GPGPU parallel algorithms for structured-grid CFD codes
Published Web Locationhttps://doi.org/10.2514/6.2011-3221
A new high-performance general-purpose graphics processing unit (GPGPU) computational fluid dynamics (CFD) library is introduced for use with structured-grid CFD algorithms. A novel set of parallel tridiagonal matrix solvers, implemented in CUDA, is included for use with structured-grid CFD algorithms. The solver library supports both scalar and block-tridiagonal matrices suitable for approximate factorization (AF) schemes. The computational routines are designed for both GPU-based CFD codes or as a GPU accelerator for CPU-based algorithms.

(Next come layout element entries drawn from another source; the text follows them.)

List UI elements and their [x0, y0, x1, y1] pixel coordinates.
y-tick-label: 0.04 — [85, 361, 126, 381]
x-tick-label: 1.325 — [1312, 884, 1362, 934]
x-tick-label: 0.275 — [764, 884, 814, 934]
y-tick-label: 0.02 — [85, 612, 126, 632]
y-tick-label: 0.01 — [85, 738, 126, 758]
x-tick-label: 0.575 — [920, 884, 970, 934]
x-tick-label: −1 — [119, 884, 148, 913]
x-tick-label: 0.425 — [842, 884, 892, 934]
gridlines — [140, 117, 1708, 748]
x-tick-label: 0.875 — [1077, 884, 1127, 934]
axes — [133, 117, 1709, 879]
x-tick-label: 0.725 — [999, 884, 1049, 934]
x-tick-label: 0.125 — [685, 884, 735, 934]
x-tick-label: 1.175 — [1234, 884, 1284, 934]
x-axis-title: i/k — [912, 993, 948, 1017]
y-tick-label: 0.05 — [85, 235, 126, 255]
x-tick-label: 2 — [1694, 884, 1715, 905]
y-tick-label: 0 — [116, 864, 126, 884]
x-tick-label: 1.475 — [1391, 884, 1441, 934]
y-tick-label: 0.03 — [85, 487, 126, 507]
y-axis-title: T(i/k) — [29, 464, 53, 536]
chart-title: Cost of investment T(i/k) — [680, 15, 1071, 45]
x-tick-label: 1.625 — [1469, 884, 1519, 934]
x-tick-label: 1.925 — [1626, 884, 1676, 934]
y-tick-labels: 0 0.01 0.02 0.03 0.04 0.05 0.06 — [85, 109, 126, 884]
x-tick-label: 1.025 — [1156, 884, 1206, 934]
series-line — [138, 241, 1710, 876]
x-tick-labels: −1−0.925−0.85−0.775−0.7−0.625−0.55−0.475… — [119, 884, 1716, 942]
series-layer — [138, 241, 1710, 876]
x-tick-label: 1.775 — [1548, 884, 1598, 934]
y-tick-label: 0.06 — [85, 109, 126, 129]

Additionally, the library includes, among others, a collection of finite-volume calculation routines for computing local and global stable time-steps, inviscid surface fluxes, and face/node/cell-centered interpolation on generalized 3D, multi-block structured grids. GPU block tridiagonal benchmarks showed a speed-up of 3.6x compared to an OpenMP CPU Thomas Algorithm results when host-device data transfers are removed. Detailed analysis shows that a structure-of-arrays (SOA) matrix storage format versus an array-of-structures (AOS) format on the GPU improved the parallel block- tridiagonal performance by a factor of 2.6x for the parallel cyclic reduction (PCR) algorithm. The GPU block tridiagonal solver was also applied to the OVERFLOW-2 CFD code. Performance measurements using synchronous and asynchronous data transfers within the OVERFLOW-2 code showed poorer performance compared to the cache-optimized CPU Thomas Algorithm. The poor performance was attributed to the significant cost of the rank-5 sub-matrix and sub-vector host-device data transfers and the matrix format conversion. The finite-volume maximum time-step and inviscid flux kernels were benchmarked within the MBFLO3 CFD code and showed speed-ups, including the cost of host-device memory transfers, ranging from 3.2--4.3x compared to optimized CPU code. It was determined, however, that GPU acceleration could be increased to 21x over a single CPU core if host-device data transfers could be eliminated or significantly reduced.